As I write this reflection, so late that it’s almost morning, I think of Hanh’s (2007) admonishment: “If you don’t know how to take care of your body, how to release the tension in your body and give it permission to rest, you don’t love your body” (Hanh, 2007, p. 48). I grow sad about the revelation that I don’t love my body, because I definitely want to. The truth of the matter, though, is that my actions do not align with my desires, with my wants. This is something that I desperately want to make right. I wonder if I can incorporate it into my grounding exercises, lengthen them from 10 minutes to 20 minutes, by embracing mindfulness through a self-healing. “When you come to an organ or a part of your body that is ailing, you can stay with it longer, using the energy of mindfulness to embrace it and smile to it. This will speed the healing” (Hanh, 2007, p. 49).

I think about the microcosm of my body being a type of balance that needs to be restored, and all the things that need to be transformed for that to happen, within myself, outside myself, and all the social and spiritual communities and environments I inhabit. Similarly, the macrocosm of cultural community, and of society in general, replicating the harm being done to the body by the harm we inflict on all Creation. Baskin (2011) believes “the balance needs  to be restored by making the one who caused harm accountable, providing compensation to the person who had been harmed, and conducting healing ceremonies” (p. 153).

These healing ceremonies are what fascinate me, what drives me to my inevitable life’s work, and to the group “Healing Justice Network Toronto” on Facebook. How do we bring the community together so we just don’t restore lives to a broken system, but transform those lives and transform the broken system together? And not just fancy spas and luxurious “spiritual” retreats only accessible to the privileged and rich. These ceremonies and circles should be open to any who want to transform their communities and support the reparation of relationships from harm, for “the true measure of our character is how we treat the poor, the disfavored, the accused, the incarcerated, and the condemned” (Stevenson, 2015, p. 18). I would even go further– it’s not just how we “treat” them, it’s how we centre them, it’s how we empower them to lead their own movements while we work alongside them.

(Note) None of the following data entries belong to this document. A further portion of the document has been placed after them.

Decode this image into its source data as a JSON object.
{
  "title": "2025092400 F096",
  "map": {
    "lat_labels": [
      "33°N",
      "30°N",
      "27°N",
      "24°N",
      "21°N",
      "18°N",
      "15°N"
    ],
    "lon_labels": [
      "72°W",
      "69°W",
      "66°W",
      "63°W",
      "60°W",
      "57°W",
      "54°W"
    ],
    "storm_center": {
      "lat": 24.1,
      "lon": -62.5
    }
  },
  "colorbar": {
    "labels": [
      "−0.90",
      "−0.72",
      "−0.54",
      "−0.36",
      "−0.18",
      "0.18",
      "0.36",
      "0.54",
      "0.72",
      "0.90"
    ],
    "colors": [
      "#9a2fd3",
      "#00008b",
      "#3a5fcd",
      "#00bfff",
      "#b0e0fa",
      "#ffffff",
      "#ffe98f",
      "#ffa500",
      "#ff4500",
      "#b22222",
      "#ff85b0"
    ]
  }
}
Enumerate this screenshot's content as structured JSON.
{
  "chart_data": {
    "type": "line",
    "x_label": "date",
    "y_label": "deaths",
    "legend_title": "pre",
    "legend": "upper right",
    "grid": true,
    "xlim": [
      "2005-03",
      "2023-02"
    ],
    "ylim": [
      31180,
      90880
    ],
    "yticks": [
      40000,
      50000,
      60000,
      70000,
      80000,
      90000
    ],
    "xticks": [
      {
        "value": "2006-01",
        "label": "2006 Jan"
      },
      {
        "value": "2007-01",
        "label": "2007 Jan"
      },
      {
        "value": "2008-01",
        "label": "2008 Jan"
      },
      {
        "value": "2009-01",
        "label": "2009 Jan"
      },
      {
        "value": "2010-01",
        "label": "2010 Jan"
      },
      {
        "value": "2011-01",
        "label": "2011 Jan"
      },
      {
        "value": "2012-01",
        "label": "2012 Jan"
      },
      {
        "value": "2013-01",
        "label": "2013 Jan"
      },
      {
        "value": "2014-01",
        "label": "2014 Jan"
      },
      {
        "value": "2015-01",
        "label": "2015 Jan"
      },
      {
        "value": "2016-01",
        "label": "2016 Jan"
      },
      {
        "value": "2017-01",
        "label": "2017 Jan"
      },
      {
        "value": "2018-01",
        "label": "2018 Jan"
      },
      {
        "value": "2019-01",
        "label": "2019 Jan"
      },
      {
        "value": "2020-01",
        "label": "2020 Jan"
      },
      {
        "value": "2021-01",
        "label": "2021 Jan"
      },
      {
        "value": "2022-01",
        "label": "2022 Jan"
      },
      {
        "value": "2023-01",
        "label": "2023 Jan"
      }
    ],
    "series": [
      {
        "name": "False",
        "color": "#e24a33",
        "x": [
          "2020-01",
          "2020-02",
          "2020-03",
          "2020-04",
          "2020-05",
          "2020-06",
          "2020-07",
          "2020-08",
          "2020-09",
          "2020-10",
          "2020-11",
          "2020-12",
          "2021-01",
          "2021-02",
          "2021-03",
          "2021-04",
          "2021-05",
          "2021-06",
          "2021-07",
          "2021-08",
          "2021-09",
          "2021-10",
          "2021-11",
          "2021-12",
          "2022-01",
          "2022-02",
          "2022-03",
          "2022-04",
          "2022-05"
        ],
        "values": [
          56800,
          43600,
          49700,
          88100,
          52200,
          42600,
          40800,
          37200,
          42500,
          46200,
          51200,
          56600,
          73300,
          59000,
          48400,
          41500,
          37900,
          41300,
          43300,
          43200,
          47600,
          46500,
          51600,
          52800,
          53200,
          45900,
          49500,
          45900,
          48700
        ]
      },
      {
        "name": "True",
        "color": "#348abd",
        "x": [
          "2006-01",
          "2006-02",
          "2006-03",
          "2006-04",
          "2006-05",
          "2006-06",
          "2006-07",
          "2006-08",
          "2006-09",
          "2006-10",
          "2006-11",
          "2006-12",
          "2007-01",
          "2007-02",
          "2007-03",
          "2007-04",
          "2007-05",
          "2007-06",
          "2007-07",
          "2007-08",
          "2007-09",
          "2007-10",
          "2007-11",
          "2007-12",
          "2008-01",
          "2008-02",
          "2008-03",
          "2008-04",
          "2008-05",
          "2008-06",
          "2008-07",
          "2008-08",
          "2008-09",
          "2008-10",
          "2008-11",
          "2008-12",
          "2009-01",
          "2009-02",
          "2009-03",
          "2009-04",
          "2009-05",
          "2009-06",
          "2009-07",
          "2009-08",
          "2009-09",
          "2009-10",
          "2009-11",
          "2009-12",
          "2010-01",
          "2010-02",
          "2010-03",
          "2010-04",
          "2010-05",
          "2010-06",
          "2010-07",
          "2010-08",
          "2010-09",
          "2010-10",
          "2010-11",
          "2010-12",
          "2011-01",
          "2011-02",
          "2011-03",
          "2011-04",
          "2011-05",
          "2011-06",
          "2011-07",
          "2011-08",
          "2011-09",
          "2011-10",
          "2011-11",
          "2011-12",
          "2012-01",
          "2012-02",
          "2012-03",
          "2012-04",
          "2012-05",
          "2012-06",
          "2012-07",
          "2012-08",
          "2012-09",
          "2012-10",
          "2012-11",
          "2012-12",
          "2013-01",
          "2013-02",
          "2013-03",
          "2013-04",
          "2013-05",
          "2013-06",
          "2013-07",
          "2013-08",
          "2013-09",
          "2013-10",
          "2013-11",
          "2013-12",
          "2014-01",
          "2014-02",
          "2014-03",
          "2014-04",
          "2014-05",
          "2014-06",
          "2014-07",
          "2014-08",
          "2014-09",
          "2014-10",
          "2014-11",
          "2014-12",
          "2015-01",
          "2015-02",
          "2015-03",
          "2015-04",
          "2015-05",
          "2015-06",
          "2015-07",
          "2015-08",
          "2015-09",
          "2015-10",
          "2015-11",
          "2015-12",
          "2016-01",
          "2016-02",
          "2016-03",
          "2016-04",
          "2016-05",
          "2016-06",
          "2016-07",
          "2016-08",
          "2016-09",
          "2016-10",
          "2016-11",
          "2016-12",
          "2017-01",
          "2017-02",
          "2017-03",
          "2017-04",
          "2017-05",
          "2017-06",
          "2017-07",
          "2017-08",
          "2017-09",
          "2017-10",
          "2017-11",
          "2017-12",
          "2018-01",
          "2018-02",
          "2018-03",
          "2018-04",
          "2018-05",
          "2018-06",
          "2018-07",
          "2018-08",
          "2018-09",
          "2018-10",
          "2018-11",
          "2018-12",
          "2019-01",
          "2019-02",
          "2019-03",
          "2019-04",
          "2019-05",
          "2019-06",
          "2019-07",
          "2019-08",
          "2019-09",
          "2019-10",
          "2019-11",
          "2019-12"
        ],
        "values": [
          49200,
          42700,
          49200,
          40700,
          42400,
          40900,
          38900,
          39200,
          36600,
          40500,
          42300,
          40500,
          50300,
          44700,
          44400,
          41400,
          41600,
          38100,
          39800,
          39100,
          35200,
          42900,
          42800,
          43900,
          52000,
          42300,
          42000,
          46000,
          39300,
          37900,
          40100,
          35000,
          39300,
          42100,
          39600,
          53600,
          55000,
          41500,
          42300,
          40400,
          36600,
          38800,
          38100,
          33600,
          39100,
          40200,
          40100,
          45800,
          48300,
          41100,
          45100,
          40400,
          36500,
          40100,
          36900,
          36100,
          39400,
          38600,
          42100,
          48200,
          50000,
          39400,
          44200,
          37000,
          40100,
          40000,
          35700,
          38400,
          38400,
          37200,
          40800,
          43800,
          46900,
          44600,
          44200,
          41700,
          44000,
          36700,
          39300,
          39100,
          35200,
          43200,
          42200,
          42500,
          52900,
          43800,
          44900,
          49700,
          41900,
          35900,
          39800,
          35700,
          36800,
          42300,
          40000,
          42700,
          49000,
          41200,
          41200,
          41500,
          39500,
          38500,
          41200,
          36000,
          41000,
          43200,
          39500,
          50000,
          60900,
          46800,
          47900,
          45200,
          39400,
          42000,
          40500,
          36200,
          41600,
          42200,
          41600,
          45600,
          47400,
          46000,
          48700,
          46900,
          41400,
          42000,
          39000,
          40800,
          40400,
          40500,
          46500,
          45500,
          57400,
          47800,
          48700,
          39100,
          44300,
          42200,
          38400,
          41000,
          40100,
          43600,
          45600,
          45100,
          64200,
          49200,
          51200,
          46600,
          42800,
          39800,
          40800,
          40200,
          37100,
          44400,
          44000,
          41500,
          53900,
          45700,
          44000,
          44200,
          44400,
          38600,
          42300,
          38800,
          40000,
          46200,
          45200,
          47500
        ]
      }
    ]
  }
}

This subject has been on my mind even more so than usual because I will be on a panel on June 26th called “Alternatives to the Criminal Justice System” from racialized LGBTQ perspectives. My contribution to the panel can be summed up in Stevenson’s (2015) emphatic belief that “each of us is more than the worst thing we’ve ever done” (pp. 17-18). Last summer I was on a similar panel, and I spoke of what it means to rehabilitate oneself, to restore the balance, and work towards transformative and healing justice when you are a person who has done harm. I talked about self-accountability skills and how crucial that is in being accountable to your community. I talked about ways to offer compensation, and ways to make amends. But I did not speak of healing ceremonies. On this new upcoming panel, I think that’s definitely what I want to discuss more of. I want to explore with my fellow panelists and also those who’ve come, the nuances of a survivor-centric politics while trying to practice transformative justice, and what that means for communities that do not have shared accountability lore and traditional customs. I feel like when the queer and trans community tries to implement such processes, that they inevitably fall apart because there isn’t that foundation of trust in a tradition with recognized Elders that can bear the process and have the confidence of the community. That for these processes to be more effective, grounding it in ceremony, in a community-wide consensus on what our values are and who we are asking to embody them, need to be the next steps.

Works Cited

Baskin, C. (2011). Chapter 9: Healing Justice. Strong Helpers’ Teachings: The Value of Indigenous Knowledges in the Helping Professions. Toronto: Canadian Scholars’ Press.

Hanh, T. N. (2007). The art of power. New York, NY: HarperOne.

Stevenson, B. (2015). Just mercy: A story of justice and redemption. New York: Spiegel & Grau.